As I keep mentioning on this site, it’s never been statistically safer to be a kid in this country. Yes, even safer than when we were kids. Let that sink in for a moment.
Yet the freedoms that children have enjoyed for hundreds of years have vanished and to be honest, that scares me as a dad. So when do we let kids play outside alone?
Now kids, sit around and let this “grandpa” tell you a story that took place in a time before the internet or even 24 hour TV channels. In this story, kids would spend the summer getting kicked out of their houses at 9 a.m. and find themselves out exploring the world until evening; yet always wandering back to eat that PB&J sandwich that materialized on the front porch around lunch time. In this world, the children would know every tree to be climbed, every bush you could hide under while pretending to be a ninja and understood the world was meant for exploring.
Science talks about how every human will categorize people into two groups of their choosing. For some, their classes might be rich and poor, others it might be parents and non-parents. For me, I divide people based on how they see the world; is it scary and bad or something to explored through grand adventures?

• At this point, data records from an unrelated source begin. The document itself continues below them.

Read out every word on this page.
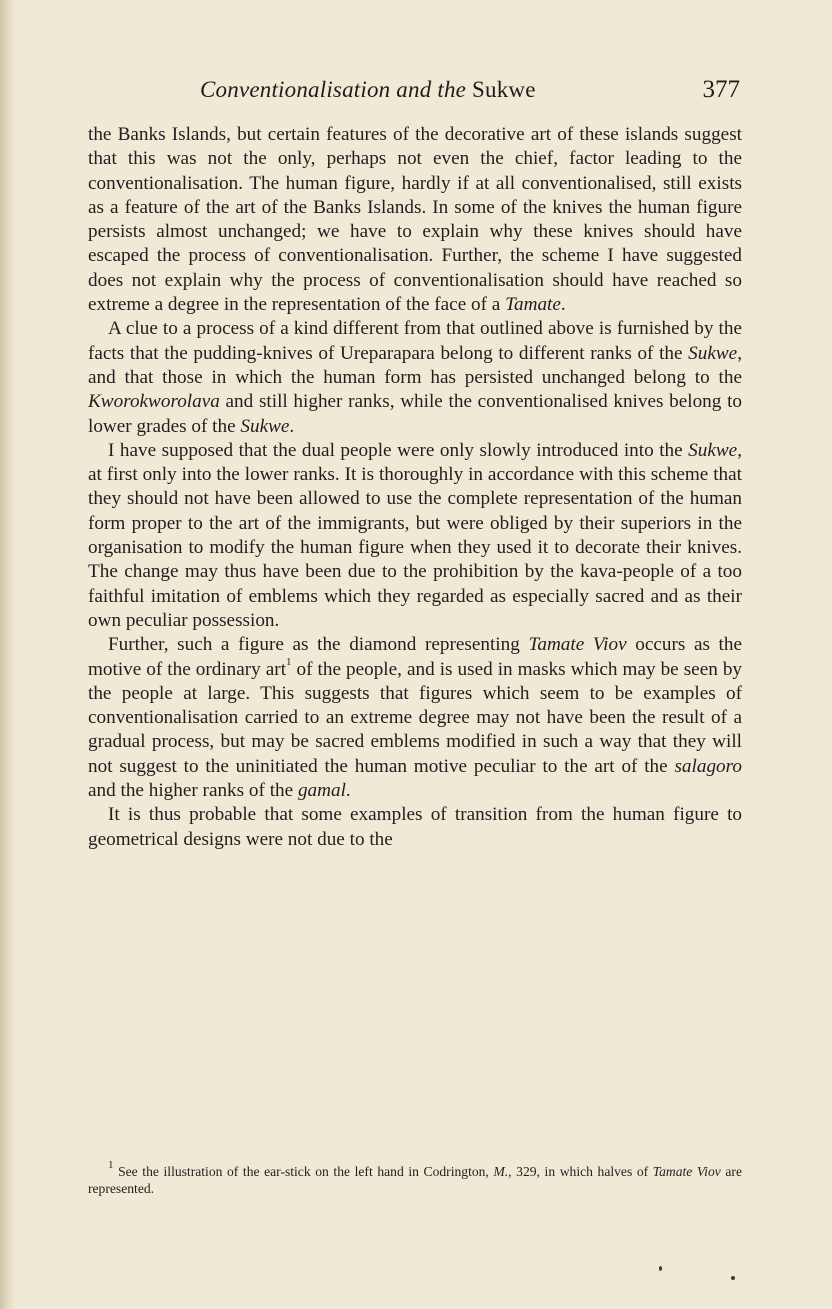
Conventionalisation and the Sukwe	377

the Banks Islands, but certain features of the decorative art of these islands suggest that this was not the only, perhaps not even the chief, factor leading to the conventionalisation. The human figure, hardly if at all conventionalised, still exists as a feature of the art of the Banks Islands. In some of the knives the human figure persists almost unchanged; we have to explain why these knives should have escaped the process of conventionalisation. Further, the scheme I have suggested does not explain why the process of conventionalisation should have reached so extreme a degree in the representation of the face of a Tamate.

A clue to a process of a kind different from that outlined above is furnished by the facts that the pudding-knives of Ureparapara belong to different ranks of the Sukwe, and that those in which the human form has persisted unchanged belong to the Kworokworolava and still higher ranks, while the conventionalised knives belong to lower grades of the Sukwe.

I have supposed that the dual people were only slowly introduced into the Sukwe, at first only into the lower ranks. It is thoroughly in accordance with this scheme that they should not have been allowed to use the complete representation of the human form proper to the art of the immigrants, but were obliged by their superiors in the organisation to modify the human figure when they used it to decorate their knives. The change may thus have been due to the prohibition by the kava-people of a too faithful imitation of emblems which they regarded as especially sacred and as their own peculiar possession.

Further, such a figure as the diamond representing Tamate Viov occurs as the motive of the ordinary art$^1$ of the people, and is used in masks which may be seen by the people at large. This suggests that figures which seem to be examples of conventionalisation carried to an extreme degree may not have been the result of a gradual process, but may be sacred emblems modified in such a way that they will not suggest to the uninitiated the human motive peculiar to the art of the salagoro and the higher ranks of the gamal.

It is thus probable that some examples of transition from the human figure to geometrical designs were not due to the

$^1$ See the illustration of the ear-stick on the left hand in Codrington, M., 329, in which halves of Tamate Viov are represented.
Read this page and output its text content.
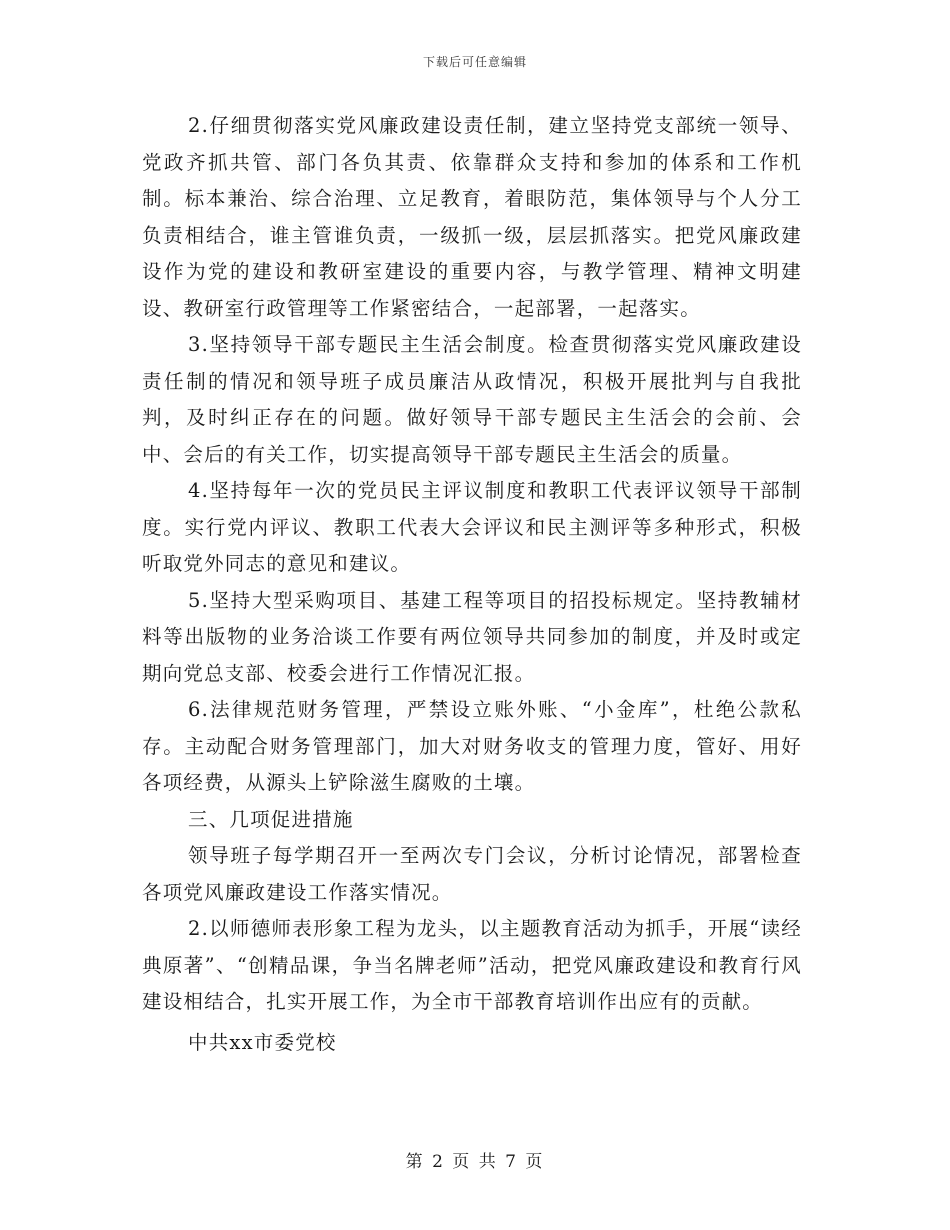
下载后可任意编辑

2.仔细贯彻落实党风廉政建设责任制，建立坚持党支部统一领导、党政齐抓共管、部门各负其责、依靠群众支持和参加的体系和工作机制。标本兼治、综合治理、立足教育，着眼防范，集体领导与个人分工负责相结合，谁主管谁负责，一级抓一级，层层抓落实。把党风廉政建设作为党的建设和教研室建设的重要内容，与教学管理、精神文明建设、教研室行政管理等工作紧密结合，一起部署，一起落实。

3.坚持领导干部专题民主生活会制度。检查贯彻落实党风廉政建设责任制的情况和领导班子成员廉洁从政情况，积极开展批判与自我批判，及时纠正存在的问题。做好领导干部专题民主生活会的会前、会中、会后的有关工作，切实提高领导干部专题民主生活会的质量。

4.坚持每年一次的党员民主评议制度和教职工代表评议领导干部制度。实行党内评议、教职工代表大会评议和民主测评等多种形式，积极听取党外同志的意见和建议。

5.坚持大型采购项目、基建工程等项目的招投标规定。坚持教辅材料等出版物的业务洽谈工作要有两位领导共同参加的制度，并及时或定期向党总支部、校委会进行工作情况汇报。

6.法律规范财务管理，严禁设立账外账、“小金库”，杜绝公款私存。主动配合财务管理部门，加大对财务收支的管理力度，管好、用好各项经费，从源头上铲除滋生腐败的土壤。

三、几项促进措施

领导班子每学期召开一至两次专门会议，分析讨论情况，部署检查各项党风廉政建设工作落实情况。

2.以师德师表形象工程为龙头，以主题教育活动为抓手，开展“读经典原著”、“创精品课，争当名牌老师”活动，把党风廉政建设和教育行风建设相结合，扎实开展工作，为全市干部教育培训作出应有的贡献。

中共xx市委党校

第 2 页 共 7 页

As my son has just turned three, I’m not quite able to let him just explore the world alone (even if I wouldn’t get arrested.) But the idea that I eventually will let him do it, is something as a dad I already struggle with.

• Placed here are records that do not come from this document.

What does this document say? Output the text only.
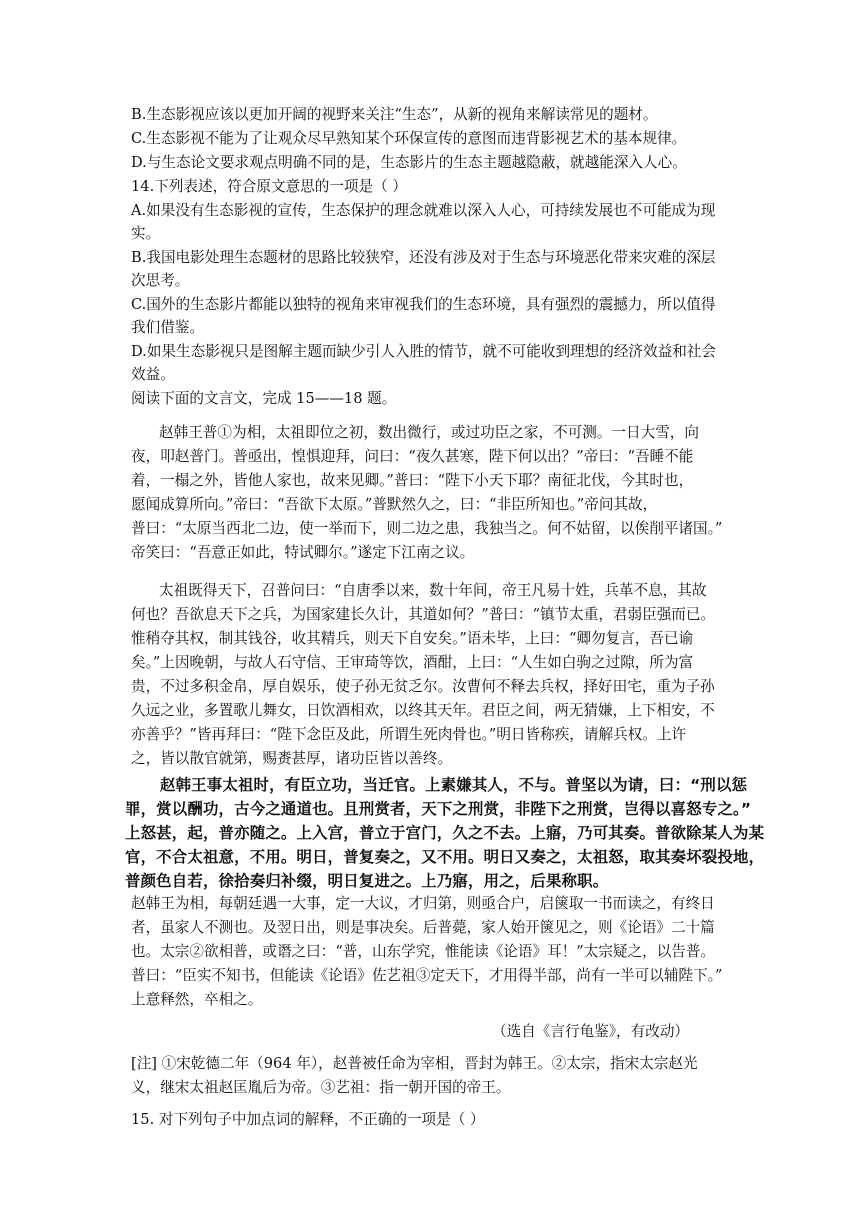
B.生态影视应该以更加开阔的视野来关注“生态”，从新的视角来解读常见的题材。
C.生态影视不能为了让观众尽早熟知某个环保宣传的意图而违背影视艺术的基本规律。
D.与生态论文要求观点明确不同的是，生态影片的生态主题越隐蔽，就越能深入人心。
14.下列表述，符合原文意思的一项是（ ）
A.如果没有生态影视的宣传，生态保护的理念就难以深入人心，可持续发展也不可能成为现
实。
B.我国电影处理生态题材的思路比较狭窄，还没有涉及对于生态与环境恶化带来灾难的深层
次思考。
C.国外的生态影片都能以独特的视角来审视我们的生态环境，具有强烈的震撼力，所以值得
我们借鉴。
D.如果生态影视只是图解主题而缺少引人入胜的情节，就不可能收到理想的经济效益和社会
效益。
阅读下面的文言文，完成 15——18 题。
赵韩王普①为相，太祖即位之初，数出微行，或过功臣之家，不可测。一日大雪，向
夜，叩赵普门。普亟出，惶惧迎拜，问曰：“夜久甚寒，陛下何以出？”帝曰：“吾睡不能
着，一榻之外，皆他人家也，故来见卿。”普曰：“陛下小天下耶？南征北伐，今其时也，
愿闻成算所向。”帝曰：“吾欲下太原。”普默然久之，曰：“非臣所知也。”帝问其故，
普曰：“太原当西北二边，使一举而下，则二边之患，我独当之。何不姑留，以俟削平诸国。”
帝笑曰：“吾意正如此，特试卿尔。”遂定下江南之议。
太祖既得天下，召普问曰：“自唐季以来，数十年间，帝王凡易十姓，兵革不息，其故
何也？吾欲息天下之兵，为国家建长久计，其道如何？”普曰：“镇节太重，君弱臣强而已。
惟稍夺其权，制其钱谷，收其精兵，则天下自安矣。”语未毕，上曰：“卿勿复言，吾已谕
矣。”上因晚朝，与故人石守信、王审琦等饮，酒酣，上曰：“人生如白驹之过隙，所为富
贵，不过多积金帛，厚自娱乐，使子孙无贫乏尔。汝曹何不释去兵权，择好田宅，重为子孙
久远之业，多置歌儿舞女，日饮酒相欢，以终其天年。君臣之间，两无猜嫌，上下相安，不
亦善乎？”皆再拜曰：“陛下念臣及此，所谓生死肉骨也。”明日皆称疾，请解兵权。上许
之，皆以散官就第，赐赉甚厚，诸功臣皆以善终。
赵韩王事太祖时，有臣立功，当迁官。上素嫌其人，不与。普坚以为请，曰：“刑以惩
罪，赏以酬功，古今之通道也。且刑赏者，天下之刑赏，非陛下之刑赏，岂得以喜怒专之。”
上怒甚，起，普亦随之。上入宫，普立于宫门，久之不去。上寤，乃可其奏。普欲除某人为某
官，不合太祖意，不用。明日，普复奏之，又不用。明日又奏之，太祖怒，取其奏坏裂投地，
普颜色自若，徐拾奏归补缀，明日复进之。上乃寤，用之，后果称职。
赵韩王为相，每朝廷遇一大事，定一大议，才归第，则亟合户，启箧取一书而读之，有终日
者，虽家人不测也。及翌日出，则是事决矣。后普薨，家人始开箧见之，则《论语》二十篇
也。太宗②欲相普，或谮之曰：“普，山东学究，惟能读《论语》耳！”太宗疑之，以告普。
普曰：“臣实不知书，但能读《论语》佐艺祖③定天下，才用得半部，尚有一半可以辅陛下。”
上意释然，卒相之。
（选自《言行龟鉴》，有改动）
[注] ①宋乾德二年（964 年），赵普被任命为宰相，晋封为韩王。②太宗，指宋太宗赵光
义，继宋太祖赵匡胤后为帝。③艺祖：指一朝开国的帝王。
15. 对下列句子中加点词的解释，不正确的一项是（ ）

Is it bad to let him walk the one-mile home alone from the store like I did when I was 10? Is it wrong to just kick him out of the house to explore, open ended, during the summer months at 13 like I did?
All this leads me to worry if “sheltering” my two kids from pretend threats will end up causing them far more harm than good?

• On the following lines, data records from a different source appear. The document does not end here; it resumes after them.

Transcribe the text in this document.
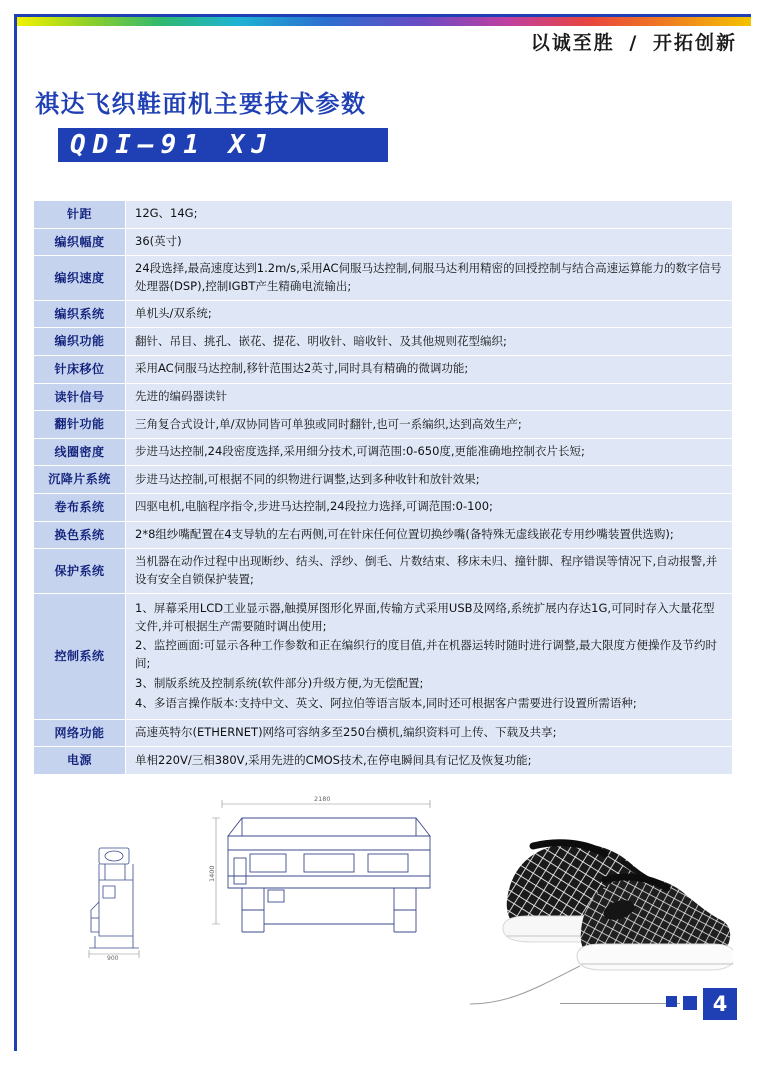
以诚至胜 / 开拓创新
祺达飞织鞋面机主要技术参数
QDI—91 XJ
针距	12G、14G;
编织幅度	36(英寸)
编织速度	24段选择,最高速度达到1.2m/s,采用AC伺服马达控制,伺服马达利用精密的回授控制与结合高速运算能力的数字信号处理器(DSP),控制IGBT产生精确电流输出;
编织系统	单机头/双系统;
编织功能	翻针、吊目、挑孔、嵌花、提花、明收针、暗收针、及其他规则花型编织;
针床移位	采用AC伺服马达控制,移针范围达2英寸,同时具有精确的微调功能;
读针信号	先进的编码器读针
翻针功能	三角复合式设计,单/双协同皆可单独或同时翻针,也可一系编织,达到高效生产;
线圈密度	步进马达控制,24段密度选择,采用细分技术,可调范围:0-650度,更能准确地控制衣片长短;
沉降片系统	步进马达控制,可根据不同的织物进行调整,达到多种收针和放针效果;
卷布系统	四驱电机,电脑程序指令,步进马达控制,24段拉力选择,可调范围:0-100;
换色系统	2*8组纱嘴配置在4支导轨的左右两侧,可在针床任何位置切换纱嘴(备特殊无虚线嵌花专用纱嘴装置供选购);
保护系统	当机器在动作过程中出现断纱、结头、浮纱、倒毛、片数结束、移床未归、撞针脚、程序错误等情况下,自动报警,并设有安全自锁保护装置;
控制系统	
1、屏幕采用LCD工业显示器,触摸屏图形化界面,传输方式采用USB及网络,系统扩展内存达1G,可同时存入大量花型文件,并可根据生产需要随时调出使用;
2、监控画面:可显示各种工作参数和正在编织行的度目值,并在机器运转时随时进行调整,最大限度方便操作及节约时间;
3、制版系统及控制系统(软件部分)升级方便,为无偿配置;
4、多语言操作版本:支持中文、英文、阿拉伯等语言版本,同时还可根据客户需要进行设置所需语种;

网络功能	高速英特尔(ETHERNET)网络可容纳多至250台横机,编织资料可上传、下载及共享;
电源	单相220V/三相380V,采用先进的CMOS技术,在停电瞬间具有记忆及恢复功能;
900
2180
1400
4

Of course, I can expose them to the outdoors through hiking and taking them to the park but that’s not the life lesson I’m trying instill. It’s the idea of making your own decisions and being alone with your own thoughts. Remember before the cell phone (and Google) when you had a problem and needed to work it out yourself?
Kids growing up today won’t have that; they’ll just whip out their phone to find the answer or call someone who does. Do they really need that lifeline? I truly believe it’s a curse and a blessing.
I can’t be the only one who feels this way, can I? I would really like to hear from other parents on how they feel about this and if you think kids are growing up too “sheltered?”
In the mean time I’ll go back to letting my three-year light off the large bottle rocket fireworks. Kidding…kind of.